If you drop the bus without calling shutdown() — or if a panic short-circuits your shutdown path — events still in the ring buffers are lost. The bus's Drop impl prints a warning when this happens, and the EventBusStats flags the shutdown as lossy so monitoring can pick it up. Treat the warning as a bug to fix, not a routine event.
Watching the bus
bus.stats() returns a snapshot of the bus's counters: events ingested, events dropped (to backpressure), batches dispatched, events dispatched, current shard counts, current backpressure pressure. Hook this into your metrics pipeline and you'll see hot spots before they become outages:
let stats = bus.stats();
println!("ingested: {}, dropped: {}, dispatched: {}",
stats.events_ingested.load(Ordering::Relaxed),
stats.events_dropped.load(Ordering::Relaxed),
stats.events_dispatched.load(Ordering::Relaxed));The counters are atomic and lock-free; reading them is free.
Scaling shards on the fly
A bus can add and remove shards at runtime. The scaling monitor watches per-shard utilization and proposes scaling decisions; you can either auto-apply them or feed them through your own policy:
let decision = bus.suggest_scaling().await;
match decision {
ScalingDecision::AddShards(n) => bus.add_shards(n).await?,
ScalingDecision::RemoveShards(ids) => bus.remove_shards(ids).await?,
ScalingDecision::NoChange => {}
}Adding shards is cheap — new ring buffers, new workers, and the next ingest with a hash that lands on them will be served immediately. Removing shards is more involved: the bus waits for the shard's drain worker to clear the buffer and dispatch the final batch before the shard is unregistered. The merger's view is updated atomically so a poll can't be routed to a half-removed shard.
Common shapes
Three patterns cover most of what you'll write:
Producer-only, where the bus is purely an ingestion endpoint. Construct with a durable adapter (NetAdapter against a mesh that has RedEX enabled, or RedisAdapter); ingest from your application; let consumers elsewhere on the mesh poll independently.

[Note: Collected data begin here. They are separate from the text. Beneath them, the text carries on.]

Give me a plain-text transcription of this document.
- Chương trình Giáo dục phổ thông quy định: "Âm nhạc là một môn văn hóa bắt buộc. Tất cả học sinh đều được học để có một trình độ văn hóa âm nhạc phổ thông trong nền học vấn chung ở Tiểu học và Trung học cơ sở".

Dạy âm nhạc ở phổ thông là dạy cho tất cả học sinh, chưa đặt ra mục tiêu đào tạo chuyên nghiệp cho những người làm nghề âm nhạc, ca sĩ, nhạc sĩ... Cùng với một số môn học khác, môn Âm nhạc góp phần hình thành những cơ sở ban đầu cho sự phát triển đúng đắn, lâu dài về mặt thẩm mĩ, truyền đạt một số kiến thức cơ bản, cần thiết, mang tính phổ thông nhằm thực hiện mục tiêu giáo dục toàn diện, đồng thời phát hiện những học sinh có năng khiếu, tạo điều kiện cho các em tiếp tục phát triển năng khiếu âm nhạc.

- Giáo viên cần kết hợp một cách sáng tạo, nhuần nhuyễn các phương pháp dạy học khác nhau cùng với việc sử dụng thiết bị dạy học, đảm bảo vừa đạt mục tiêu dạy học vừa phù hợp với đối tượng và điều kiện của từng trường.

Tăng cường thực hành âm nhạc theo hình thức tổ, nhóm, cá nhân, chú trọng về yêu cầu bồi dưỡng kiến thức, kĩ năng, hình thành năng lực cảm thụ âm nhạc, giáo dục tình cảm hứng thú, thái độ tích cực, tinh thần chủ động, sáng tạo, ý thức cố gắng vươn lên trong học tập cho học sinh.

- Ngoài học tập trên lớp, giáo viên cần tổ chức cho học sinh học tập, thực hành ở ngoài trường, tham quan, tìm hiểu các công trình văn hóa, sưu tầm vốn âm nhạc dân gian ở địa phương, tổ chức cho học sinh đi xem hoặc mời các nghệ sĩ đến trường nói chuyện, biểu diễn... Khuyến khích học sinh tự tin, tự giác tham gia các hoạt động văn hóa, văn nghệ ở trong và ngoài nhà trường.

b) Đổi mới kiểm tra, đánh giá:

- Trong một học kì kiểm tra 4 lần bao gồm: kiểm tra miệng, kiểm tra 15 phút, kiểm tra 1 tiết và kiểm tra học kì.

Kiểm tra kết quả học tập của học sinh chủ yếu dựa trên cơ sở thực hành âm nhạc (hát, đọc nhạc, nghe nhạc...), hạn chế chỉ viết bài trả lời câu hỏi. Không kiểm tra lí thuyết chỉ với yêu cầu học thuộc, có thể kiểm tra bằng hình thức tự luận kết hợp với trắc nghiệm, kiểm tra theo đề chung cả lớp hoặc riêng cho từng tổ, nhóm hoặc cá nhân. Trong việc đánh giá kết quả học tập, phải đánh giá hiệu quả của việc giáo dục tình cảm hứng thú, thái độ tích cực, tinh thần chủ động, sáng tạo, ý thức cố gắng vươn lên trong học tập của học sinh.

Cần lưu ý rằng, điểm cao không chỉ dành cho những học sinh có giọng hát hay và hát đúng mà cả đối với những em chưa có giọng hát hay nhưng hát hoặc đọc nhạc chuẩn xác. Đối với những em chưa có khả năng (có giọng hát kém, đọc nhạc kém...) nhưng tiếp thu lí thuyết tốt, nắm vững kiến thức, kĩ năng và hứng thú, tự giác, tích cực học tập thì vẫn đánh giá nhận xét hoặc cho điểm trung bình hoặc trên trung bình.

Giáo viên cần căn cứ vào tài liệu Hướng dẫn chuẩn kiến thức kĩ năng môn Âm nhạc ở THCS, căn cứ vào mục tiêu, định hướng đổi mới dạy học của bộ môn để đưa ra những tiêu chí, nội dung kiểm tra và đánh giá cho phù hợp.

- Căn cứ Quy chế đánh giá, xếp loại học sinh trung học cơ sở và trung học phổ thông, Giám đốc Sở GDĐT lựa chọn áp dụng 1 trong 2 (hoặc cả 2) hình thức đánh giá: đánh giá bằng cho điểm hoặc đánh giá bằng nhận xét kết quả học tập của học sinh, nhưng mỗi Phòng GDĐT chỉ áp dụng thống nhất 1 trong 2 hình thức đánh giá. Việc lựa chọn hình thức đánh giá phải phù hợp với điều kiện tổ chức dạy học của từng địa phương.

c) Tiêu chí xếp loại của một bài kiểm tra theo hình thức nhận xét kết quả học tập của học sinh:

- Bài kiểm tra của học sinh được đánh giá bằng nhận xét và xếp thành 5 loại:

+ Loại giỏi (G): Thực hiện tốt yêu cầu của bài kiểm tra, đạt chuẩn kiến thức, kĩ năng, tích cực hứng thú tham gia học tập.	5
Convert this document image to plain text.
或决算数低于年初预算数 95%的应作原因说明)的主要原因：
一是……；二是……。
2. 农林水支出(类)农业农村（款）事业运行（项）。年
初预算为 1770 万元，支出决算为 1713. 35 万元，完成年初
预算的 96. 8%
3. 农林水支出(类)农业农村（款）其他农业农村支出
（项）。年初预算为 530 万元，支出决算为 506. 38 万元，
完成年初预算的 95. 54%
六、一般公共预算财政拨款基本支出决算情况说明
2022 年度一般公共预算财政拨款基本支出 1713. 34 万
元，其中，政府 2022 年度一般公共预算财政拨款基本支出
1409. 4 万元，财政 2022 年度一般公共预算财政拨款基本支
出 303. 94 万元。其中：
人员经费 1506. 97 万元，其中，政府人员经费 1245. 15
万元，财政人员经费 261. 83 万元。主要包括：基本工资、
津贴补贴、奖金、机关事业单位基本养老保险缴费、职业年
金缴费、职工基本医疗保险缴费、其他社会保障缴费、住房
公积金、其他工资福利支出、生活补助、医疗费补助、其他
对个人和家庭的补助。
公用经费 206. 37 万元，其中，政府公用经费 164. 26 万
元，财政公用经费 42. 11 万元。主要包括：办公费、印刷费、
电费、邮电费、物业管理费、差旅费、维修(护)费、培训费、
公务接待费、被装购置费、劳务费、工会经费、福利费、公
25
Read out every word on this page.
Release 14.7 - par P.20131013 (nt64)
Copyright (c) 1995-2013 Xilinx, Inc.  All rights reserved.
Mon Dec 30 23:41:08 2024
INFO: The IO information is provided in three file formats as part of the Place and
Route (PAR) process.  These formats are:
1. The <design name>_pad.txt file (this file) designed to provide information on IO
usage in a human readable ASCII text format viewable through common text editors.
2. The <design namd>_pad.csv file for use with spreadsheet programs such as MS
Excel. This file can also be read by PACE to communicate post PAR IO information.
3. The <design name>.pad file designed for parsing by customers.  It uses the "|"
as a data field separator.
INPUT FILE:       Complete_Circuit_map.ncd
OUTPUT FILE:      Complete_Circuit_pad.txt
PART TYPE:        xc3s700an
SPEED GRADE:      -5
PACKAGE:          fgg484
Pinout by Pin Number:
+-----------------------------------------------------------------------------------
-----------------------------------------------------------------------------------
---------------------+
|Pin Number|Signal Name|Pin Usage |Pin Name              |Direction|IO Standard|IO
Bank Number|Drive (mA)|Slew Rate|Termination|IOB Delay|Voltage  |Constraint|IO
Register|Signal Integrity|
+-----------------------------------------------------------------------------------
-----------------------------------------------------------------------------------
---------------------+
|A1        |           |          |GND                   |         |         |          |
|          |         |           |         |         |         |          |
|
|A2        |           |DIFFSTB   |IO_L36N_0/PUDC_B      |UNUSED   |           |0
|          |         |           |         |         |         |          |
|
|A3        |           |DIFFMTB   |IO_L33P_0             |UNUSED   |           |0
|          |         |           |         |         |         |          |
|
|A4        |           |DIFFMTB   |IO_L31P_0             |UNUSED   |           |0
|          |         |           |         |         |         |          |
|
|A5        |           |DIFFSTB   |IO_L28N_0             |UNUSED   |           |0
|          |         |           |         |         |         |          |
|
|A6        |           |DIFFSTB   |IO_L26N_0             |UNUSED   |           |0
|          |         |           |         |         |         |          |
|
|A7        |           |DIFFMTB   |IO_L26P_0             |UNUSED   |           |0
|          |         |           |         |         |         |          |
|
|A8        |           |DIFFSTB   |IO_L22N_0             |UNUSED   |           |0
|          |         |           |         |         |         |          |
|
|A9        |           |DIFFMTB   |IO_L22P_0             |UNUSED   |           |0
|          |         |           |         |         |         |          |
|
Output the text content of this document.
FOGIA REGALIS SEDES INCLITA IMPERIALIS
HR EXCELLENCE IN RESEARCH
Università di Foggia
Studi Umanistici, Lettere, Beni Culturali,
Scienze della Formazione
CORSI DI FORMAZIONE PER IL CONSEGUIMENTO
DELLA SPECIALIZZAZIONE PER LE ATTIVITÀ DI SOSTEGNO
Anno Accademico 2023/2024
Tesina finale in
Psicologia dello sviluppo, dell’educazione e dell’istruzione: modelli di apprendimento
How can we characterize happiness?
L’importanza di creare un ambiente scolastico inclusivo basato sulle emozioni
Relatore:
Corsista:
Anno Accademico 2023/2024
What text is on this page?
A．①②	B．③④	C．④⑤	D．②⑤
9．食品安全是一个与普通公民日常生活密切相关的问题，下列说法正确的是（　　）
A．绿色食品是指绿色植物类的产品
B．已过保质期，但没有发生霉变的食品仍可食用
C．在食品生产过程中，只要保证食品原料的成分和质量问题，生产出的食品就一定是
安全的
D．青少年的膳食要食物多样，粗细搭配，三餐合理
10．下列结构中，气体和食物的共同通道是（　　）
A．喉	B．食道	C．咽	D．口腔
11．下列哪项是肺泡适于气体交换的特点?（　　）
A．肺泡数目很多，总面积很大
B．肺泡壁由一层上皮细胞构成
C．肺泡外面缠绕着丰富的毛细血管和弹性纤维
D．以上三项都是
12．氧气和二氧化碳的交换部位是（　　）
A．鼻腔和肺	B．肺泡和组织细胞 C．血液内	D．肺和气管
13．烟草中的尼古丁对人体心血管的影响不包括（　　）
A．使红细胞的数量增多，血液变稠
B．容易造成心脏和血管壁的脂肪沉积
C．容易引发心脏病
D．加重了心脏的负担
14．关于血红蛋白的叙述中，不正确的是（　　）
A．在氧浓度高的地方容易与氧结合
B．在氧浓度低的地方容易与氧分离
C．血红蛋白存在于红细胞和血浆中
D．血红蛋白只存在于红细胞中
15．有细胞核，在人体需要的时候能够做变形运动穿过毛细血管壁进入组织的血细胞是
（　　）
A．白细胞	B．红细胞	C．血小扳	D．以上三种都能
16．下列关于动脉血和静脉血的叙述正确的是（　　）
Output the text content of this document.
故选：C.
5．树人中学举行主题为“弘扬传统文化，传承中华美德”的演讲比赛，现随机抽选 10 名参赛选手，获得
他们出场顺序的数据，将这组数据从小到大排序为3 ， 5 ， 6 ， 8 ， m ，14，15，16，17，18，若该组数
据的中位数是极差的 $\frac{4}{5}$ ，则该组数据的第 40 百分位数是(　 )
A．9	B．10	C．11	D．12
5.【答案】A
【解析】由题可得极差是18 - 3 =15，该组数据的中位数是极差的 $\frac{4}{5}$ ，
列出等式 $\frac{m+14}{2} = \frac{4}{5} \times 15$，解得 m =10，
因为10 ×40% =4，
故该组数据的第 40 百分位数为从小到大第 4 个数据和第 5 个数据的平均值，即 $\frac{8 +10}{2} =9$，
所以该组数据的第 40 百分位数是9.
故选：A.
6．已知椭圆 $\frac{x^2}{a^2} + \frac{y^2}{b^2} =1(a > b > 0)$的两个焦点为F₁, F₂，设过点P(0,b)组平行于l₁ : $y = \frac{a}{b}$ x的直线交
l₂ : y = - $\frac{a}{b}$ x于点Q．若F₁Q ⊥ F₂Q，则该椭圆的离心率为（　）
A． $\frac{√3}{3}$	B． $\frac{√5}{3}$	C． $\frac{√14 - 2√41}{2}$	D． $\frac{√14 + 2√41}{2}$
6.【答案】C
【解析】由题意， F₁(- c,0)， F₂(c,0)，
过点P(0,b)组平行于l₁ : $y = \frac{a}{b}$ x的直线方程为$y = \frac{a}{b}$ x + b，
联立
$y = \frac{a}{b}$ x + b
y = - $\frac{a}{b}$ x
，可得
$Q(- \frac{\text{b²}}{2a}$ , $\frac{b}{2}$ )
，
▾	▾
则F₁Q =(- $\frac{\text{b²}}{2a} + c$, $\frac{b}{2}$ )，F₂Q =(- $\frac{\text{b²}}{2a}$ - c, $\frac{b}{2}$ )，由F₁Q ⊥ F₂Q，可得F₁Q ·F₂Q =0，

Consumer-only, where the bus exists only to drive a downstream component. Construct with the same adapter, never call ingest, and run a polling loop against poll() until shutdown.
Both, where a single bus instance both ingests and consumes — typical for daemons that read events, transform them, and emit derived events. Most application code lives here.
The single primitive shapes all three. The bus doesn't care which role you're playing.